Clavijo ne comprend pas la proposition d'utiliser la Marine contre l'immigration irrégulière car « elle ne va pas l'arrêter »
LAS PALMAS DE GRAN CANARIA, 5 juillet () –
Le président des Îles Canaries, Fernando Clavijo, a affirmé ne pas comprendre la proposition du PP d'utiliser la Marine pour contenir l'arrivée d'immigrés irréguliers dans des cayucos ou des bateaux, car « cela ne va pas l'arrêter ».
« Je ne comprends pas parce que cela ne va pas arrêter l'arrivée des cayucos. En tout cas, si c'est sur une base humanitaire pour pouvoir les détecter et éviter que quelqu'un meure toutes les 45 minutes en essayant d'atteindre nos côtes, Je le comprendrais », a-t-il déclaré.
Lors de la présentation au port de Las Palmas du nouveau remorqueur de sauvetage maritime « Heroínas Sálvora », le président a compris que ce type de propositions était dû à un manque de connaissance de la réalité qui existe dans l'archipel avec ce problème. « Déjà en 2006 – a-t-il rappelé – l'armée était intervenue à l'époque, mais elle est intervenue à des fins de sauvetage maritime ».
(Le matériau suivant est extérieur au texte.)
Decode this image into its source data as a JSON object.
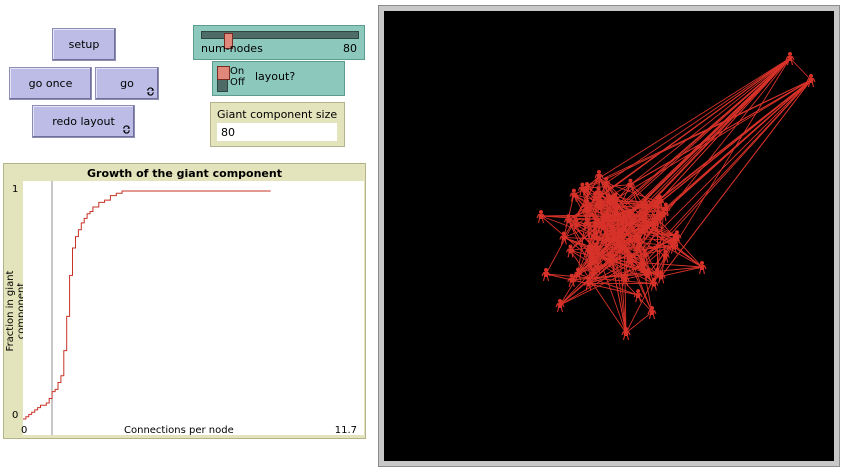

Toutefois, Clavijo a souligné que la réalité est que lorsque les migrants, dont beaucoup sont mineurs, arrivent sur la côte, leurs droits doivent être garantis, soulignant que la Défense continue de nier l'utilisation d'installations militaires désaffectées pour le soin de ces jeunes.
Concernant le projet de réforme de la loi sur l'immigration convenu entre les gouvernements canarien et espagnol pour procéder à une répartition des plus de 5.600 mineurs migrants non accompagnés que l'archipel protège actuellement seul, il a expliqué que le moment était venu de recourir à la LACC.
« Il doit y avoir une réponse des communautés autonomes, ce qui a été demandé. Expliquez-le aux communautés autonomes et elles pourront enrichir le texte, poser des questions », a-t-il déclaré, indiquant qu'il devra ensuite être approuvé au Congrès. des députés.
Pour les îles Canaries, ce qui est raisonnable, c'est un décret-loi pour qu'il puisse entrer en vigueur le lendemain de sa publication et ensuite être validé. « Et c'est ce que nous pensons être juridiquement viable », a-t-il déclaré.
« Et s'il n'y avait pas d'autre choix, nous parlerions d'un projet de loi avec une seule lecture et un traitement urgent, dans le but qu'il entre en vigueur dans les premiers jours d'août, ce que d'ailleurs, si vous le souhaitez, vous pouvez » , il a déclaré.
Enfin, le président des Canaries a souligné qu' »il n'y a pas de gris ici, il y a du noir ou du blanc ici ». « Soit vous voulez résoudre, aider et collaborer à la résolution d'un problème humanitaire concernant les enfants, soit vous êtes de l'autre côté », a-t-il conclu.